This is the first big week of earnings season and that means we’ll get a lot of big cap companies reporting, including several Dow components.
While many continue with their hot streaks, with shares trading at or near new multi-year highs, there are others that have struggled over the past year.
The energy stocks continue to be hated by Wall Street. And some big industrial names are also in the doghouse.
But will one of the best earnings quarters of all time, with S&P 500 earnings expected to rise 16% in Q1, boost those companies who have been struggling?
5 Must-Watch Earnings Charts
E*TRADE Financial Corp. (ETFC – Free Report) has missed on the estimate just 1 time in the last 5 years. Shares have surged to new 52-week highs. The volatile market should help with trading revenue. Will the breakout continue?
Procter & Gamble (PG – Free Report) has missed just one time in the last 5 years but shares have sunk in 2018. It’s not always about the earnings miss and beat.

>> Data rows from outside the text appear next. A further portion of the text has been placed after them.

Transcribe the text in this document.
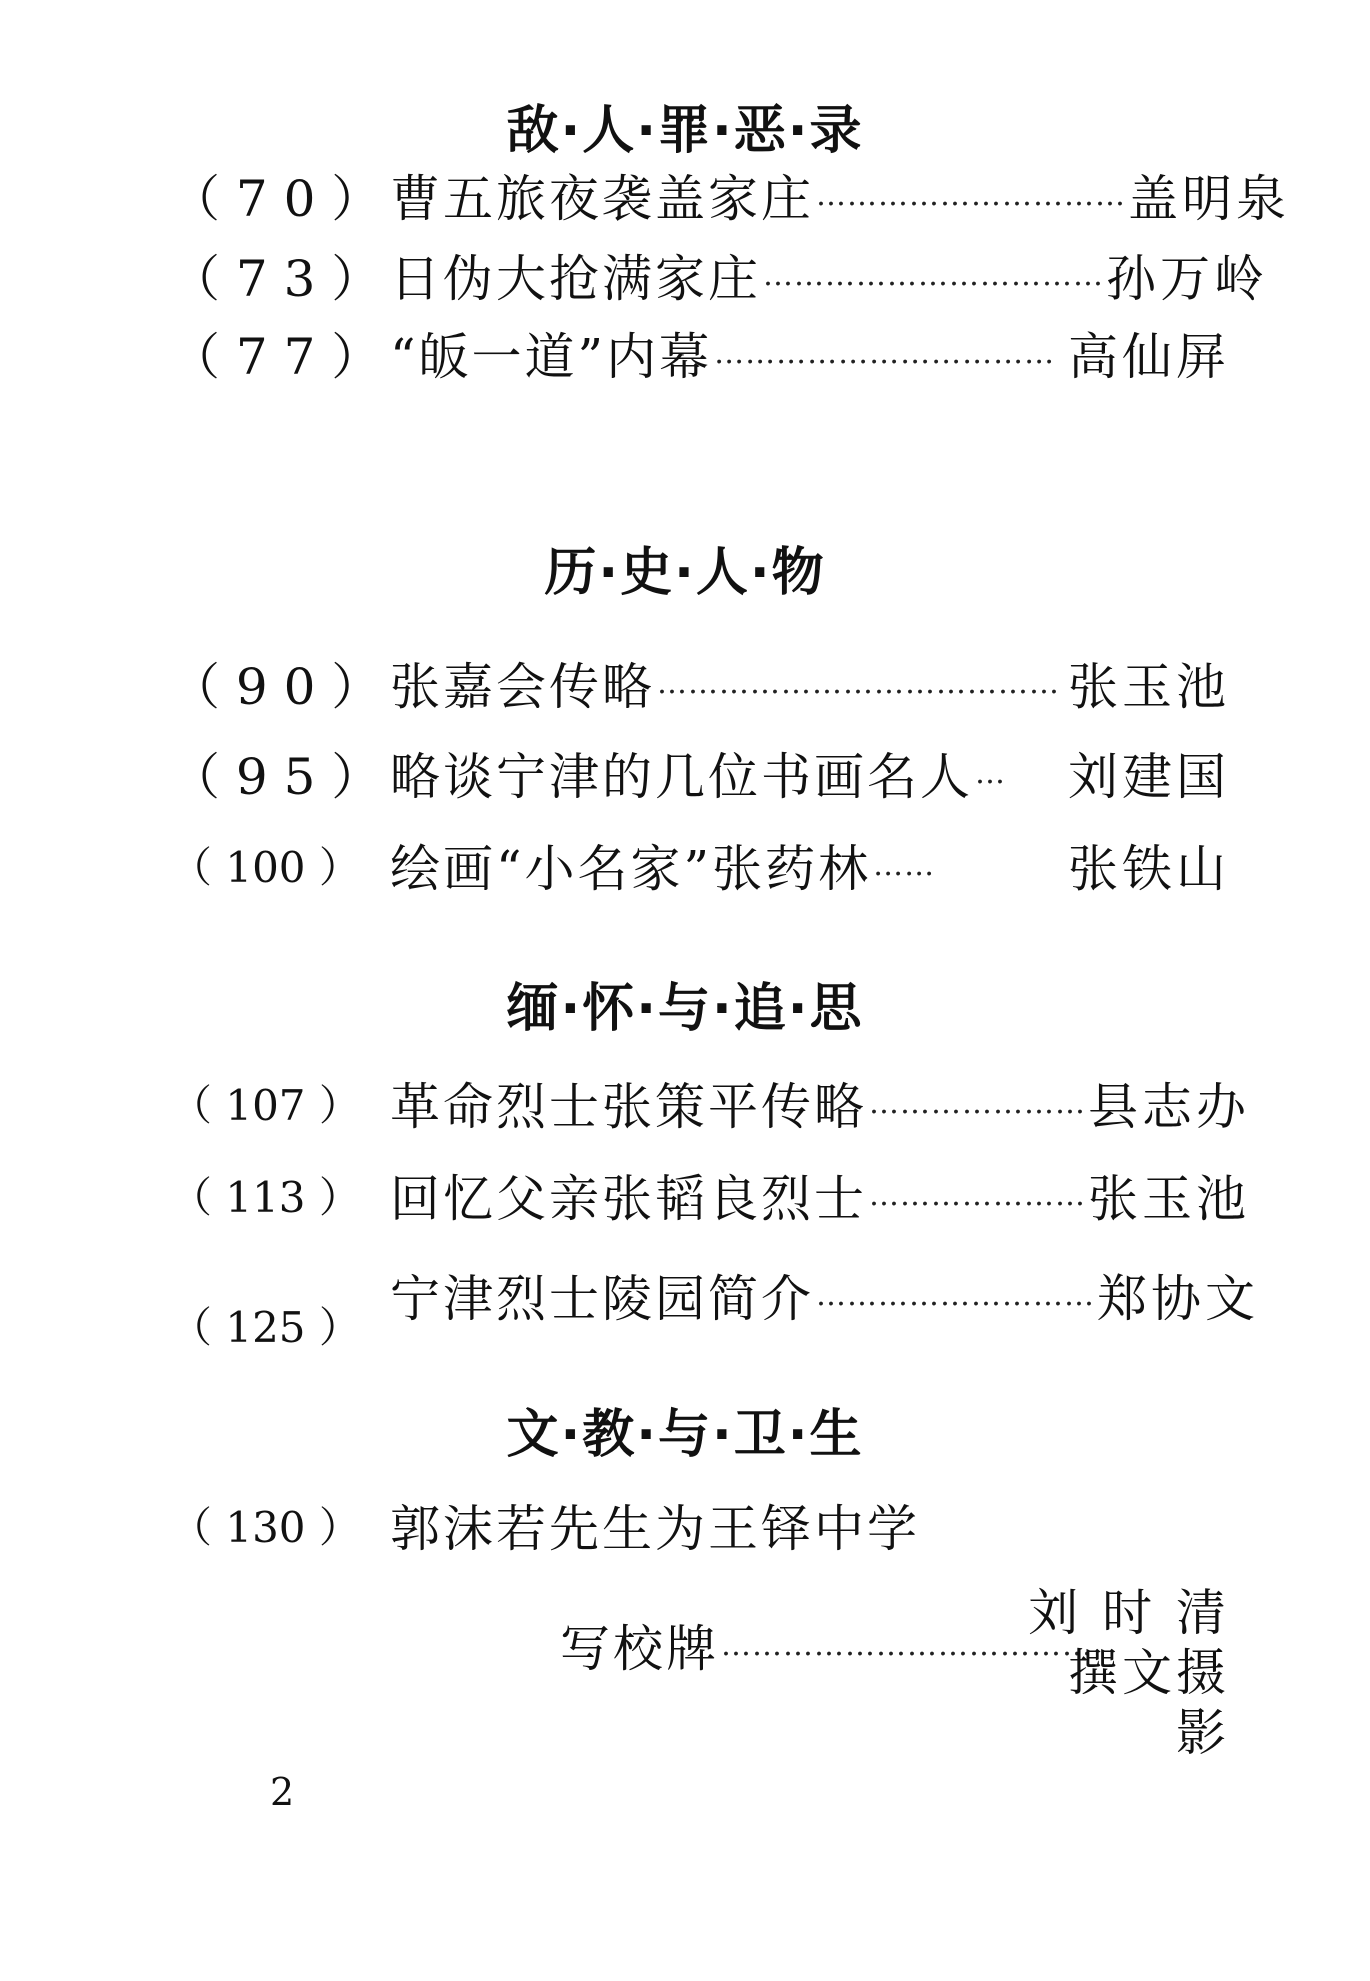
敌·人·罪·恶·录
（ 7 0 ） 曹五旅夜袭盖家庄 ………………………… 盖明泉
（ 7 3 ） 日伪大抢满家庄 …………………………… 孙万岭
（ 7 7 ） “皈一道”内幕 …………………………… 高仙屏
历·史·人·物
（ 9 0 ） 张嘉会传略 ………………………………… 张玉池
（ 9 5 ） 略谈宁津的几位书画名人 …	刘建国
（ 100 ） 绘画“小名家”张药林 ……	张铁山
缅·怀·与·追·思
（ 107 ） 革命烈士张策平传略 ………………… 县志办
（ 113 ） 回忆父亲张韬良烈士 ………………… 张玉池
（ 125 ） 宁津烈士陵园简介 ……………………… 郑协文
文·教·与·卫·生
（ 130 ） 郭沫若先生为王铎中学
写校牌 ………………………………
刘 时 清
撰文摄影
2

Wall Street is looking for revenue growth in 2018.
General Electric (GE – Free Report) his hit multi-year lows in 2018. The company had a perfect earnings record going back to early 2008 until it missed the last 2 quarters. Have shares bottomed or is there more pain to follow?
Honeywell (HON – Free Report) has missed only once in the last five years. Kicked out of the Dow Industrials, it has shined on its own even though shares have pulled back from recent 5-year highs.
Schlumberger (SLB – Free Report) has only missed once in the last 5 years but the story has been about the price of oil. Shares weakened again in early 2018 so insiders have been buying. With WTI crude approaching $70 a barrel, is the worst finally over?